Why are people so afraid of Apple working with two or three good OEM's? Apple could set the rules. Apple could work with those ready to expand iOS to other products. For instance. Samsung has the Galaxy Zoom which is likely a product that Apple will never challenge. Yet a partner like Sony could create a competing product with iOS and Apple would benefit from royalties.

Secondly, why is the Apple community so afraid of Apple giving the public a choice of hardware. Is Apple so insecure that a competing design would kill them? If you like Apple, you will always buy Apple. But those that buy technology based on their own criteria, may like iOS over Android, but prefer another OEM's hardware styling.
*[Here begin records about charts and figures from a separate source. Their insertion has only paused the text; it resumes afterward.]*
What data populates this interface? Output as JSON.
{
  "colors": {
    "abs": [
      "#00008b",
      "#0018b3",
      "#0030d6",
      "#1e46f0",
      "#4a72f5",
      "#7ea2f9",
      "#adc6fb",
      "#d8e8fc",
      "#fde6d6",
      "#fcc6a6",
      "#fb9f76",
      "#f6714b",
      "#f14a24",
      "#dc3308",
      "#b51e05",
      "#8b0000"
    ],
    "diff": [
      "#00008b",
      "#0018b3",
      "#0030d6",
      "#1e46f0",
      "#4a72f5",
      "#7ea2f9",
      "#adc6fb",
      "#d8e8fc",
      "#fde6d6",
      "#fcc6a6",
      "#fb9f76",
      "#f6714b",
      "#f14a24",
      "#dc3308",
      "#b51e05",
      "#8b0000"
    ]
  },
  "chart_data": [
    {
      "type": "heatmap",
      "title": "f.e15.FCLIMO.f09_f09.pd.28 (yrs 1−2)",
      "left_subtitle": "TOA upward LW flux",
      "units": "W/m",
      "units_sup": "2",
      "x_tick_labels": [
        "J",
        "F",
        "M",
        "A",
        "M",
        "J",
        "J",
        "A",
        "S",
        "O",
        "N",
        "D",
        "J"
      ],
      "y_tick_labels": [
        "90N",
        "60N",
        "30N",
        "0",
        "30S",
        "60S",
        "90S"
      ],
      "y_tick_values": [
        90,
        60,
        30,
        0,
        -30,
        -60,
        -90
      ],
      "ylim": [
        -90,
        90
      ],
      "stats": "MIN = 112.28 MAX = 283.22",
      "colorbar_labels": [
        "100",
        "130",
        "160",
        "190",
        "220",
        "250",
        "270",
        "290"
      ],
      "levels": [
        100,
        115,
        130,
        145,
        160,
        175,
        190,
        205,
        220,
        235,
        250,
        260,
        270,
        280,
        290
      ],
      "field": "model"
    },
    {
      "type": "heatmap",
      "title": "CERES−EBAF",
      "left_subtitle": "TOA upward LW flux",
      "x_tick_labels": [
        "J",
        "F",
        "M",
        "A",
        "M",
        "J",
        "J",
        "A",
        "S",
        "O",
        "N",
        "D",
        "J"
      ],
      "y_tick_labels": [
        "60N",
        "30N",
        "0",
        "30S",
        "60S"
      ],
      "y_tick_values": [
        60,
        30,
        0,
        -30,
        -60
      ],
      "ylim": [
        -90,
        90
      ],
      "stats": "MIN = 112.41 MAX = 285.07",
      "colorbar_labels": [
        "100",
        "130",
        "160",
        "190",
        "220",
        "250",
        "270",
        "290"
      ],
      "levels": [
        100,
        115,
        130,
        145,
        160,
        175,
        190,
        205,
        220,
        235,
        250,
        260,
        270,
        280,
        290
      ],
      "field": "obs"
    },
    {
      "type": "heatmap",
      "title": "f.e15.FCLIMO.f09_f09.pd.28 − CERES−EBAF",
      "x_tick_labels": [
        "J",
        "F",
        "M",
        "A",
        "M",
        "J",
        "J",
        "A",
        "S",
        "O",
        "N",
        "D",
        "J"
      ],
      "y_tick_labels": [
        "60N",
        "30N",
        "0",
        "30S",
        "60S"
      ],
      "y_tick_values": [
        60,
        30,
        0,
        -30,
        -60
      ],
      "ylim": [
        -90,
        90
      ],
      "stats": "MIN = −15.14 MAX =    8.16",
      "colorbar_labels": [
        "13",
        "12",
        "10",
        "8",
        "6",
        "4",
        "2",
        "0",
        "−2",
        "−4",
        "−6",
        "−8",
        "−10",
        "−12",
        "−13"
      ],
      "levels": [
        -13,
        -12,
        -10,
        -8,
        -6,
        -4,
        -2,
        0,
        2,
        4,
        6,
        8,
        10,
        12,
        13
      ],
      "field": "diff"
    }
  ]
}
Apple could always set retail pricing so as to not undermine the iPhone.

Anyways, I could argue this for days and it wouldn't change a single mind that is stuck in Apple's old philosophy. Apple's one time of offering licensing was a year before they were about to go under. Meaning, they were in no position to control the licensing. Apple is in a position of strength now and could have killed Android with a few strategic partners.

Why do you think Steve Jobs went ballistic when he learned about Android? Steve had prepared long and hard to kill Microsoft. And technically Apple did in the mobile space. But he didn't count on a new competing mobile phone OS from Google. He thought the courts would have stopped Google. But the courts are so damn slow that it was futile, in the big picture. Samsung may pay a billion and gained 100 billion in sales. Licencing early on, could have curbed Android's rise to power.



Regarding the "broken record" of iOS licensing: Apple already has the expertise and resources to create a larger variety of iPhone form factors and price points. What would 3rd party licensees bring to the table except distraction, conflicting goals and margin pressure?

But I agree they seem to be unnecessarily leaving the market open to competitors. Why Apple is differentiating the iPhone so slowly is a mystery. Their Mac/MacBook and iPod lines have greater product variety even though they sell fewer of those.